- Born: 1974 (age 51–52)

Academic background
- Alma mater: Oxford University Johns Hopkins University

Academic work
- Discipline: Political science
- Sub-discipline: Israel studies
- Institutions: University of California, Los Angeles Northeastern University City University of New York Bowdoin College

= Dov Waxman =

American political scientist

Dov Waxman (born 1974) is a British-American political scientist whose research and writing focuses on the Israeli–Palestinian conflict, U.S.–Israel relations, American Jewish politics, and contemporary antisemitism. He is a Professor at the University of California, Los Angeles, where he holds the Rosalinde and Arthur Gilbert Foundation Chair in Israel Studies.

==Early life and education==
Waxman was born in London, United Kingdom, in 1974. He attended a Modern Orthodox Jewish boarding school during his secondary education. Before beginning university, he traveled extensively, including time spent in Russia shortly after the collapse of the Soviet Union, as well as in India and Israel. He also studied for a period at a yeshiva in Jerusalem.

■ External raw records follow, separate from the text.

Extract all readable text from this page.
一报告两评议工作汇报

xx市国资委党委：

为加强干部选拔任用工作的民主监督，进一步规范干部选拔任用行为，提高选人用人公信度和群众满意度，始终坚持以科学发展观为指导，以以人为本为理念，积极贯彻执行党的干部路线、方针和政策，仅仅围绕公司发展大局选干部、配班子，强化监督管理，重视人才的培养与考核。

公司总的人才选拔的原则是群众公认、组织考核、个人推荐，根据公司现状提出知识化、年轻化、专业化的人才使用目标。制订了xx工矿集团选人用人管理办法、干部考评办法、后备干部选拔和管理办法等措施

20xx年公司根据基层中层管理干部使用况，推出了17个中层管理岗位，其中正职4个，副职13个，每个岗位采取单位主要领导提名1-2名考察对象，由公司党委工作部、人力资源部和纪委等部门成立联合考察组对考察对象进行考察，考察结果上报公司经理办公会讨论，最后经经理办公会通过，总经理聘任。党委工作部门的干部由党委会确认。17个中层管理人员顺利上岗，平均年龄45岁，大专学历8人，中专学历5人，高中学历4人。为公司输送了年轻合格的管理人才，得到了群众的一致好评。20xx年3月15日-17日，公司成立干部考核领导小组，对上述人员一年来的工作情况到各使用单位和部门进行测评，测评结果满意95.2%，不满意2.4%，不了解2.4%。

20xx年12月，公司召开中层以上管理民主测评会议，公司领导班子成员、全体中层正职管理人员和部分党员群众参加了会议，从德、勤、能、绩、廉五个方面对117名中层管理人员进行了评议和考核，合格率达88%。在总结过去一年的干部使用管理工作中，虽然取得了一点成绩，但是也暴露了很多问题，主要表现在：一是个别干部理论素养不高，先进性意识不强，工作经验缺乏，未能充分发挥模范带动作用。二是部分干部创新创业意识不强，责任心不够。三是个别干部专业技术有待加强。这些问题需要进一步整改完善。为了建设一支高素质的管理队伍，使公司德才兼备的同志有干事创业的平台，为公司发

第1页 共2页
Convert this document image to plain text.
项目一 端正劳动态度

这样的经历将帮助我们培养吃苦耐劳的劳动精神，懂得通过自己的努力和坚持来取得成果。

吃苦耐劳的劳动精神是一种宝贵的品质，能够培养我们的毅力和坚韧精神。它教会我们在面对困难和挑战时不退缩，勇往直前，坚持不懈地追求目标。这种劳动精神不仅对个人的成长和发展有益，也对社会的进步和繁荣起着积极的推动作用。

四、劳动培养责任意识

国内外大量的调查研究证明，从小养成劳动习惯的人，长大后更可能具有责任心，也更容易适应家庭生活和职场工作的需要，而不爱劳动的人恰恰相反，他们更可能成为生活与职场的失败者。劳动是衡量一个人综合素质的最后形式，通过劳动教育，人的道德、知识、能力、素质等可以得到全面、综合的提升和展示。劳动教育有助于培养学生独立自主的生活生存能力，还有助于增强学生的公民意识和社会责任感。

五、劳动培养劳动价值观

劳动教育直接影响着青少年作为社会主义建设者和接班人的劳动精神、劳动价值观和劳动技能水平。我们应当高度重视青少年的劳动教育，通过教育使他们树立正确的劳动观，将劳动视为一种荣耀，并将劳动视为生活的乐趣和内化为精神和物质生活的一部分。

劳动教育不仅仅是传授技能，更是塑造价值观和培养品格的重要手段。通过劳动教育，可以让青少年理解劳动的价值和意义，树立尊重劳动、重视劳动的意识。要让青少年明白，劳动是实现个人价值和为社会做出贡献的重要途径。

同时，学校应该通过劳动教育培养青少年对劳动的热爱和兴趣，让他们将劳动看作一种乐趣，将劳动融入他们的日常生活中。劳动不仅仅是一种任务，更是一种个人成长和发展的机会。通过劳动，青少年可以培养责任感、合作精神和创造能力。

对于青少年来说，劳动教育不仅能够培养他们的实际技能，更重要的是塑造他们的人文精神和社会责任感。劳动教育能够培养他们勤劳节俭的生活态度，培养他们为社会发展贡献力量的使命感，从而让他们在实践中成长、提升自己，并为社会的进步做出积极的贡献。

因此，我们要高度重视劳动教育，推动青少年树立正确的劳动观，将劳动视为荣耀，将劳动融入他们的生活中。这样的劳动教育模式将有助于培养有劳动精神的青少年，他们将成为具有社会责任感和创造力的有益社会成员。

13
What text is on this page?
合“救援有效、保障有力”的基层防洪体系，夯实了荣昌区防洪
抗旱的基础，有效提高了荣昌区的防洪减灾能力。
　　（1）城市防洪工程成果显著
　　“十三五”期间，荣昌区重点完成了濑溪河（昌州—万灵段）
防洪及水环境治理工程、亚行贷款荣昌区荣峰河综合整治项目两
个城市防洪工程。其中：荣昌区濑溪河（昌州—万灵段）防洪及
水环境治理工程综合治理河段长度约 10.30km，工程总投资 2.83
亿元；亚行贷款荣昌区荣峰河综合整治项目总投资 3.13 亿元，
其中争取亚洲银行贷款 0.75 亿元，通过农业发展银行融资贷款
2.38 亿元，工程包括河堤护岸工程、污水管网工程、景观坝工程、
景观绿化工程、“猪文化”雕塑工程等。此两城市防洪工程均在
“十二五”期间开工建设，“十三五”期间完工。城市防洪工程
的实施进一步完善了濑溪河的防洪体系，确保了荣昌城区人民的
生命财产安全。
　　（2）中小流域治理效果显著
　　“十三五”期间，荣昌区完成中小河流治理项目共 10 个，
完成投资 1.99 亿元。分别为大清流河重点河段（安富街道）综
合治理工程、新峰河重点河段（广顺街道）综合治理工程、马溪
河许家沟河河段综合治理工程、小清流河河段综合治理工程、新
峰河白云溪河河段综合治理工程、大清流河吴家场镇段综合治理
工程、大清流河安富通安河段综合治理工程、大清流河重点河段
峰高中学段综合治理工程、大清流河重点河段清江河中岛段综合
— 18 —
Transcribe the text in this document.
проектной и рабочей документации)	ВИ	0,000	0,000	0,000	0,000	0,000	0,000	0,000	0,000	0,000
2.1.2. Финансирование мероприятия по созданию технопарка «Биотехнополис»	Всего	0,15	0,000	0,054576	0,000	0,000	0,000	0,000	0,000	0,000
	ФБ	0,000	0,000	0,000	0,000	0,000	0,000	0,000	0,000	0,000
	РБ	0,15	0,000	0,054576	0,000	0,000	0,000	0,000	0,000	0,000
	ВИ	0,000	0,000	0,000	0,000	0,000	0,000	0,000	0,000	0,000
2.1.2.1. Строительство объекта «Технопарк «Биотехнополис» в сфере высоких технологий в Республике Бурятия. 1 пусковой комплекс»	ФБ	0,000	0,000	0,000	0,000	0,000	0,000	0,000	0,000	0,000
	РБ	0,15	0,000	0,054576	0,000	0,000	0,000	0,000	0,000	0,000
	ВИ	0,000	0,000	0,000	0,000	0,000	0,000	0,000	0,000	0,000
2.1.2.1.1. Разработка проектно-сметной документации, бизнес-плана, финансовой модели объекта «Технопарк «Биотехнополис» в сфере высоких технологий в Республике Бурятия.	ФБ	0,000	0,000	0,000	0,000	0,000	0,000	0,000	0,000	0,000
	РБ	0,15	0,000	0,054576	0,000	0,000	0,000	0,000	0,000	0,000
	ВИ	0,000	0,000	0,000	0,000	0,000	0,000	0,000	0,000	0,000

He later attended the University of Oxford, where he studied Politics, Philosophy and Economics at Pembroke College, graduating with a BA (Honours) in 1996.

Waxman went on to complete graduate studies at the Paul H. Nitze School of Advanced International Studies at Johns Hopkins University, earning an MA in International Relations and International Economics (1998) and a PhD in International Relations with distinction (2002).

== Academic career ==
Waxman began his academic career as Assistant Professor of Government at Bowdoin College from 2002 to 2004. He then joined the City University of New York, where he served as Assistant Professor from 2004 to 2009 and later Associate Professor from 2009 to 2014 in the Department of Political Science at Baruch College and the CUNY Graduate Center.

From 2014 to 2019, he was Professor of Political Science, International Affairs, and Israel Studies at Northeastern University, where he also held the Stotsky Professorship in Jewish Historical and Cultural Studies from 2015 to 2019 and co-directed the university’s Middle East Center.

In 2020, Waxman joined the University of California, Los Angeles as the Rosalinde and Arthur Gilbert Foundation Chair in Israel Studies. Between 2020 and 2024, he was the director of the UCLA Younes and Soraya Nazarian Center for Israel Studies.

==Books==
- The Pursuit of Peace and the Crisis of Israeli Identity: Defending/Defining the Nation, New York: Palgrave Macmillan, 2006.
- Israel’s Palestinians: The Conflict Within, (co-authored with Ilan Peleg), Cambridge University Press, 2011.
- Trouble in the Tribe: The American Jewish Conflict over Israel, Princeton University Press, 2016.
- The Israeli-Palestinian Conflict: What Everyone Needs to Know, Oxford: Oxford University Press, 2019.